With wet processes such as electroplating and CMP, the ability to rapidly change process chemistry (slurry chemistry in CMP or H₂O₂ concentration in plating solution) is not nearly as flexible as with CVD or etch processes. Ming Xi of Applied's ECP Division said, "Not many customers have the experience of running plating with reliable filling and defect performance, day to day, over the entire bath lifetime."

"Defect management, the core issue in plating, depends on the additives, the way you introduce the wafer to the bath and how the plating process is started," said van den Hoek. He noted that copper voiding is complex because it can be the result of a discontinuous seed, contamination, or inadequate bottom-up fill.

Copper CMP is challenged to compensate for local and global film nonuniformities, so in situ monitoring of film thickness is becoming more common. "Our real-time profile control is the first step, and now we are working on more advanced control schemes," said Steve Ghanayem of Applied's CMP Division. "There will be more control of the chemistry at the tool level as we go forward," added Lam's Hemker.

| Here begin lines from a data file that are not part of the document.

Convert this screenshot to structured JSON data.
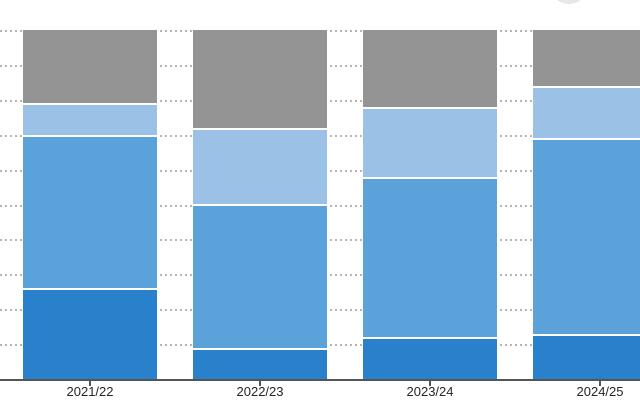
{
  "page": {
    "background": "#ffffff"
  },
  "decor": {
    "partial_circle_color": "#e9e9e9"
  },
  "chart_data": {
    "type": "bar",
    "variant": "stacked-100-percent",
    "title": "",
    "xlabel": "",
    "ylabel": "",
    "categories": [
      "2021/22",
      "2022/23",
      "2023/24",
      "2024/25"
    ],
    "series": [
      {
        "name": "segment-dark-blue",
        "color": "#2A81CB",
        "values": [
          26,
          9,
          12,
          13
        ]
      },
      {
        "name": "segment-medium-blue",
        "color": "#5BA2DB",
        "values": [
          44,
          41,
          46,
          56
        ]
      },
      {
        "name": "segment-light-blue",
        "color": "#9BC2E6",
        "values": [
          9,
          22,
          20,
          15
        ]
      },
      {
        "name": "segment-gray",
        "color": "#949494",
        "values": [
          21,
          28,
          22,
          16
        ]
      }
    ],
    "stack_order_bottom_to_top": [
      "segment-dark-blue",
      "segment-medium-blue",
      "segment-light-blue",
      "segment-gray"
    ],
    "values_unit": "percent",
    "ylim": [
      0,
      100
    ],
    "y_tick_labels_visible": false,
    "gridlines": {
      "visible": true,
      "style": "dotted",
      "color": "#b5b5b5",
      "count": 10,
      "interval_percent": 10
    },
    "legend": {
      "visible": false
    },
    "axis": {
      "baseline_color": "#555555",
      "tick_color": "#555555",
      "label_color": "#262626",
      "segment_separator_color": "#ffffff"
    }
  }
}
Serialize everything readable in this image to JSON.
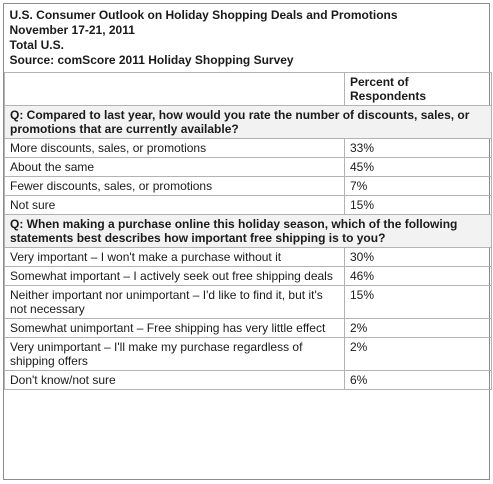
{
  "header": {
    "title": "U.S. Consumer Outlook on Holiday Shopping Deals and Promotions",
    "dates": "November 17-21, 2011",
    "scope": "Total U.S.",
    "source": "Source: comScore 2011 Holiday Shopping Survey"
  },
  "column_header": "Percent of Respondents",
  "q1": {
    "question": "Q: Compared to last year, how would you rate the number of discounts, sales, or promotions that are currently available?",
    "rows": [
      {
        "label": "More discounts, sales, or promotions",
        "value": "33%"
      },
      {
        "label": "About the same",
        "value": "45%"
      },
      {
        "label": "Fewer discounts, sales, or promotions",
        "value": "7%"
      },
      {
        "label": "Not sure",
        "value": "15%"
      }
    ]
  },
  "q2": {
    "question": "Q: When making a purchase online this holiday season, which of the following statements best describes how important free shipping is to you?",
    "rows": [
      {
        "label": "Very important – I won't make a purchase without it",
        "value": "30%"
      },
      {
        "label": "Somewhat important – I actively seek out free shipping deals",
        "value": "46%"
      },
      {
        "label": "Neither important nor unimportant – I'd like to find it, but it's not necessary",
        "value": "15%"
      },
      {
        "label": "Somewhat unimportant – Free shipping has very little effect",
        "value": "2%"
      },
      {
        "label": "Very unimportant – I'll make my purchase regardless of shipping offers",
        "value": "2%"
      },
      {
        "label": "Don't know/not sure",
        "value": "6%"
      }
    ]
  }
}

Buried defects are a key concern in dual damascene," said Michael Darwin of Rudolph Technologies (Flanders, N.J.). "For process control, you need sensitive high-resolution advanced metrologies that can see below the surface of opaque multilayer film stacks."

Hard masks are increasingly being used in dual-damascene processes. TiN or TaN masks can be very thin, enhancing lithography, and can also act as a CMP polish stop, Lam's Marks said.